Figure 4.

Localization and morphology of the centrosome and Golgi apparatus in MGE cells migrating on cortical cells. A1-B2, Ultrastructural analysis of MGE cells migrating on cortical axons reveals the presence of the centriole(s) and Golgi apparatus in a swelling of the leading process that can be located distant from (15 μm; A1) or close to (B1) the nucleus. The nucleus (N) occupies one pole of the cell and shows an indentation oriented toward the leading process (Gregory et al., 1988). Swellings contain one or two centrioles (C), depending on the plane of section (A2, B2). Centrioles were always located near the Golgi apparatus (G). M, Mitochondria; ER, rough endoplasmic reticulum; m, microtubules. Scale bars: A1, 2 μm; A2, 500 nm; B2, 200 nm. C1-C3′, Immunostainings of GFP (green; C1-C3) and the medial compartment of the Golgi apparatus (CTR433 in red) in migrating MGE cells. Nuclei are labeled with bis-benzimide (blue).
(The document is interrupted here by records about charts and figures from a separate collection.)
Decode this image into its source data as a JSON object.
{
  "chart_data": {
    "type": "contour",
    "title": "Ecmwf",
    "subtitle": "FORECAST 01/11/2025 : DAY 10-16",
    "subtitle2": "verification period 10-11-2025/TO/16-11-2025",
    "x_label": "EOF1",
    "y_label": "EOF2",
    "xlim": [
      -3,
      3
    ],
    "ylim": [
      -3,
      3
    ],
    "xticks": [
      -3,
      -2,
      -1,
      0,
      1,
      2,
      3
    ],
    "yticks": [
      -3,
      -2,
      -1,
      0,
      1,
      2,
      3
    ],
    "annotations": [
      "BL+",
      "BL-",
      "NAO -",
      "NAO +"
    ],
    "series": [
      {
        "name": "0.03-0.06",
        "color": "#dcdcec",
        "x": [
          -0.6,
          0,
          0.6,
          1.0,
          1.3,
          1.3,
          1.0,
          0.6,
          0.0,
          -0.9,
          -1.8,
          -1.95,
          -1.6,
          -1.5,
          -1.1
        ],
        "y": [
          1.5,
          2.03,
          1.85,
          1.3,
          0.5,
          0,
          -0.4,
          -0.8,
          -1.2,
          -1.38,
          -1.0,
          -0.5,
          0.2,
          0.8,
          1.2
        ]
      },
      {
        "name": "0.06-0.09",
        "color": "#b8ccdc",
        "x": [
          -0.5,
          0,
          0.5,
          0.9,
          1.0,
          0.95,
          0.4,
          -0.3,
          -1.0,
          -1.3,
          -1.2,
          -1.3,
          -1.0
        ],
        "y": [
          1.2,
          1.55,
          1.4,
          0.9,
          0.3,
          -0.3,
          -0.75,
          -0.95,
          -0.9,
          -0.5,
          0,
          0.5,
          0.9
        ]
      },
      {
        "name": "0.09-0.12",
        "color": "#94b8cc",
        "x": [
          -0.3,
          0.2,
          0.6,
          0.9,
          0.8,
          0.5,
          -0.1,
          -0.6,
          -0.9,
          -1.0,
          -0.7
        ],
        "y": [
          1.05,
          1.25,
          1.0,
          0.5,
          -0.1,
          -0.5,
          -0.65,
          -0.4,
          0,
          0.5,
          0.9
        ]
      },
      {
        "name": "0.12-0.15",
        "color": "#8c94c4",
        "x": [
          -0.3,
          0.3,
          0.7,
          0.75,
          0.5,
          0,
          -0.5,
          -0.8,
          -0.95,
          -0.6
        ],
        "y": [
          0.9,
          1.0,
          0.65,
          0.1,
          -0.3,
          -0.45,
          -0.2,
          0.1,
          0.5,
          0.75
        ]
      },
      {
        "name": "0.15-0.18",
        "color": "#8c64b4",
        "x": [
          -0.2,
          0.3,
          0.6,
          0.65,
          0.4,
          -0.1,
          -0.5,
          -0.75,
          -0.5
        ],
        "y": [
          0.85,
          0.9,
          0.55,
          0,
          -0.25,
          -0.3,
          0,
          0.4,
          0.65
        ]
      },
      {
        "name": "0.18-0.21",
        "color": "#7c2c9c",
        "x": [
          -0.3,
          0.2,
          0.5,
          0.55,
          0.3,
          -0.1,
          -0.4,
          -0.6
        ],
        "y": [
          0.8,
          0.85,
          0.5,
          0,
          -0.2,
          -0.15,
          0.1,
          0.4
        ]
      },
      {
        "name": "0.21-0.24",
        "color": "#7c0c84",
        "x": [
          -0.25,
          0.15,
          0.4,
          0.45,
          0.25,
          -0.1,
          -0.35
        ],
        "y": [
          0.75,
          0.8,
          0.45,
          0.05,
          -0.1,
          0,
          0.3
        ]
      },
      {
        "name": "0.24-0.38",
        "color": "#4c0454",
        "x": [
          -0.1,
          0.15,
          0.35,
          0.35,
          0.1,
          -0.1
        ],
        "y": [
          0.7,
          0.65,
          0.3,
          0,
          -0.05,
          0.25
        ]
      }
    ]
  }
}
The Golgi apparatus is located either close to the nucleus (C1′) or rostrally in a swelling of the neuritic trunk (C2′, C3′). It shows a compact (C1′, C3′) or a linear (C2′) conformation. Scale bar, 10 μm. D1-D4′, Immunostainings of the Golgi apparatus (CTR433 in green; D1-D4) and centrioles [centrin-2 (Cent) in red]. The two centrioles are associated with the Golgi apparatus (GA). In cells with a compact GA, the two centrioles appear as two close dots (D1′, D2′) or a single larger dot (D4′). In cells with a linear GA, the two centrioles are widely separated and line up along the GA (D3′). Scale bar, 2 μm. E1-E2′, In GFP-positive MGE cells aggregated on laminin (E1, E1′; GFP in green), ninein antibodies (red) strongly label a single dot in the centrosome. In MGE cells migrating on cortical axons (E2, E2′; GFP in green), the ninein-positive dot is no longer visible, whereas a faint labeling of the whole soma can be observed (E2′; white arrowheads). Scale bar, 10 μm.